❌ Difference #6
Forgetting your Pay… or just doing it any Old Way
“I’m not paying myself anything at the moment; I’m reinvesting everything back into the business.”
“I need some cash this month, so I’m transferring some money to myself.”
🧮 These are decisions that seem trivial… but which can have serious consequences!
Forgetting your Pay... has Tax, Legal and Accounting Implications.
Why it matters
Business owners are often the last to pay themselves. This may be out of caution, or because they are unsure how to go about it.
And when they do pay themselves, it is sometimes without a clear framework: they transfer money to themselves without knowing whether it constitutes:
- a salary?
- a dividend?
- a reimbursement of expenses?
- a withdrawal from a current account?
Yet these distinctions have a direct impact on:
- 📜 the law (social security, HMRC, PAYE, legal regulations),
- 💶 taxation (income tax, social security contributions),
- 📘 accounting (and therefore the annual accounts, the profit/loss, cash flow).
💡 Forgetting about your remuneration is not normal
Even if you are ‘just starting out’ or ‘still in the growth phase’:
- You are working.
- You add value.
- You take on responsibility.
It is therefore legitimate to be paid for this, provided it is done correctly.
🧾 What options are available for paying yourself?
The method of remuneration depends on your company’s legal status and your own status as a director (self-employed, treated as an employee, minority director, etc.).
The main options:
Form | Status | Tax treatment | Social security contributions | Rate |
Management remuneration | Manager (limited liability company/single-member limited liability company) | Income tax (category: salaries and wages) | Yes (of self-employed scheme) | Monthly or quarterly |
Salary (chairperson of a single-member private limited company/single-member private limited company with simplified accounting) | Assimilated employee | Income tax (same as employee) | Yes (standard contributions) | Monthly (pay slip required) |
Dividends | Partner | Income tax (Flat tax 30%) | Sometimes social security contributions (depending on percentage of shares + status) | Once a year (after the AGM and allocation of profits) |
Reimbursement of expenses | All statuses | Not taxable (if justified) | No charge | Free, but compulsory monitoring |
Current account debit | Partner | Not taxable (if justified) | No charge | Free, but compulsory monitoring |
🔎 It is not the form of the bank transfer that determines the nature of the withdrawal.
It is the legal and accounting treatment you apply to it, in consultation with your accountant.
🚨 What you must not do: a partner’s current account in debit
When a director makes personal withdrawals in excess of what they are legitimately entitled to receive (salary, expenses, dividends), this creates a shareholder current account in debit.
In other words:
- Instead of the company owing money to its director, it is the director who becomes a debtor to the company.

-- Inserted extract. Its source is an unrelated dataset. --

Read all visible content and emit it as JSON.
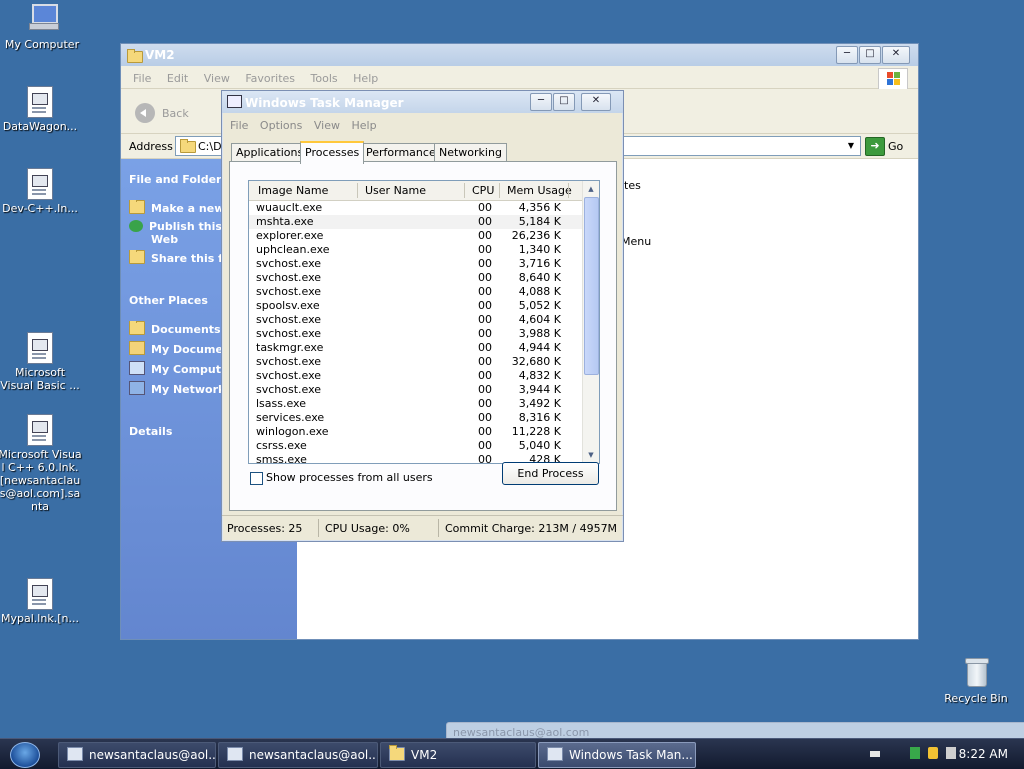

- It is no longer the company that is being financed by its director, but the director who is being financed by the company.
⚠️ And this is strictly prohibited!
Because this amounts to treating the company as a bank, lending money to its director.
Yet banking is strictly regulated in France.
⚖️ And the penalties are no mere formality…
- It is not simply a tax penalty.
- It is not a corporation tax surcharge.
- It is a criminal offence: misuse of company assets, or even the illegal pursuit of banking activities.
👉 And this can lead to severe personal penalties (fines, disqualification from managing a business, or even imprisonment).
Our guideline
- Establish a clear framework tailored to your business and your legal status.
- Keep a precise record of all personal withdrawals: salaries, expenses, dividends, and reimbursements.
- Avoid any mindset of ‘helping yourself to the till’.
- And above all: never pay yourself more than you are entitled to.
💬 If in doubt, discuss it with your accountant before making the transfer. They are there to protect you – including from yourself.
The expert’s tip
- It’s normal to pay yourself. But it must be traceable and properly regulated.
- Any unjustified payment creates a major legal risk.
- A current account held by a partner as a debtor is prohibited: the company cannot provide you with funding.
- The authorities take this matter very seriously: the penalties are criminal, not just financial.
- The key is to plan ahead: the sooner you ask the question, the more likely you are to avoid unpleasant surprises.